二十多年前,我就聽說過許文龍這個人,傳說他經營企業的方式異於他人。「每個禮拜只上一天班」,大多數時間都在釣魚,其釣魚技術已臻職業水準。神奇的是,他所經營的企業名聞國際,且產品競爭力世界第一,但在台灣卻並不十分出名。他的經營哲學似老莊,可用「無為而治」來概括形容,他的企業總部在南台灣。
一個禮拜只上一天班的大企業家
初聽「一個禮拜只上一天班」這件事,我是半信半疑,之所以一半相信,因其經營方式就是典型的「自由經濟」哲學,而個人一直認為其可行也;另一半懷疑則是想像不出有如此實現該精神的經營者,因為即便那位可堪稱稱為自由經濟學家的寇斯(R. H. Coase,1991年諾貝爾經濟學獎得主),他的廠商理論還是奠基於經營者取代市場機能呢!許文龍經營一家企業,用的是市場法則,豈非與寇斯的理論相違?此種懷疑也衍生出好奇,多年來一直有打破疑團的期盼,尤其在1995年9月台灣《聯合報》系推出的「回歸經濟」運動時,許文龍堅決維護市場,反對政府政策干預的談話,更令人急於窺知其內心世界和心路歷程。這個謎底終於在1996年5月揭露,一本由黃越宏先生著作的《觀念──許文龍和他的奇美王國》,就公開了許文龍的祕辛。
當然,一個人的內心世界、行事風格,以及行為結果是很難言傳的,而傳記作品更難免除過褒、過貶的窠臼。不過,這本描述許文龍的作品卻難得地由平淡中描繪出一個人和他的事業。這本書中的許文龍是一個活生生的凡「人」,追求的無非是生活幸福美滿,而事業成功、賺大錢只是達到幸福的過程而已,充其量只可說是條件之一。

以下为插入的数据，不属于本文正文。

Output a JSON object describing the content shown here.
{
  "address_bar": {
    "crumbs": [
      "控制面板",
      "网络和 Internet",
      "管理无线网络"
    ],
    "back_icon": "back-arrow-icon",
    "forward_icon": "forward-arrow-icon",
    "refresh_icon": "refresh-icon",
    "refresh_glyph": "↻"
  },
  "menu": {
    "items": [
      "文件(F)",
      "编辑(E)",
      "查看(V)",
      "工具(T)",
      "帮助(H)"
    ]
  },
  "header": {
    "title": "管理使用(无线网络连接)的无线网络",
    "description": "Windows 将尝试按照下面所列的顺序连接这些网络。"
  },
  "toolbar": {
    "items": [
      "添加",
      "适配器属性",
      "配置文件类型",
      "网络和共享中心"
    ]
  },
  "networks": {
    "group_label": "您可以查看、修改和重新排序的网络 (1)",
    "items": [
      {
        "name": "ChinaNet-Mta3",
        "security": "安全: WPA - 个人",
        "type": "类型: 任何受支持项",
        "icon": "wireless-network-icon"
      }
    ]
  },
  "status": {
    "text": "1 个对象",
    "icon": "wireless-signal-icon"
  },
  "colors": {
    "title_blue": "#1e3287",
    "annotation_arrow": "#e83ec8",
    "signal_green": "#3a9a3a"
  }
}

當許文龍自認自己賺的錢已足夠時,他就分享他人,此由「退潤」這種經營界難得一見的怪事可見其端倪。黃越宏以「企」這個字的分解來強調許文龍經營事業的精神,「企」是由「人」和「止」組成的,去掉人就只剩止,意思是說,企業的主體是人,沒有人也就沒有企業可言,而人當然包含所有的員工。
許文龍強調員工是資產,他由小時候父親被解僱,致其父親及整個家庭所遭逢的困境來推己及人,在「尊重」、「體諒」原則下,設想出誘發每個人由心底產生的動力,讓全體員工分工合作,各在其位各盡其能來經營事業。其員工往往能夠「忠誠」、「敬業樂群」,用白話來說,就是表現出高度「職業倫理」。此在當時勞資糾紛頻傳,所謂「惡性關廠」、「倒閉事件」比比皆是的台灣,更凸顯其可貴。到底許文龍是如何待其員工的呢?
他時常強調找問題的「答案」,而不是找「責任」,因而他不但不喜歡「管理」這兩個字,而且還要消滅之。具體而言,不是去責備他、要他扛起責任,而是要成績好者參與來幫表現差者共同找出之所以差的原因,這樣做的好處是能刺激出人性中「善」的一面。由失敗中找答案,這種做法簡直就是「失敗為成功之母」的最佳詮釋,視失敗為一種挑戰,於是就不會怕失敗,而且能「前事不忘,後事之師」不斷地勇於改善、創新。
「人性」經營哲學的體現
在許文龍的公司裡,有「分紅入股」和「週休二日」的制度,並且有「產業民主」的影子。這些辦法與其刺激人性中善的一面有所關聯,不過,必須先鄭重提醒注意的是,不要以為許文龍經營事業非常成功,而且也實施了這些制度,就率性地引伸出各個公司必須如此做才能經營良善。如果不能了解其來龍去脈,深入這些制度的內涵,以及檢討其實施背景、環境,極可能走入「東施效顰」、「適得其反」的不幸下場。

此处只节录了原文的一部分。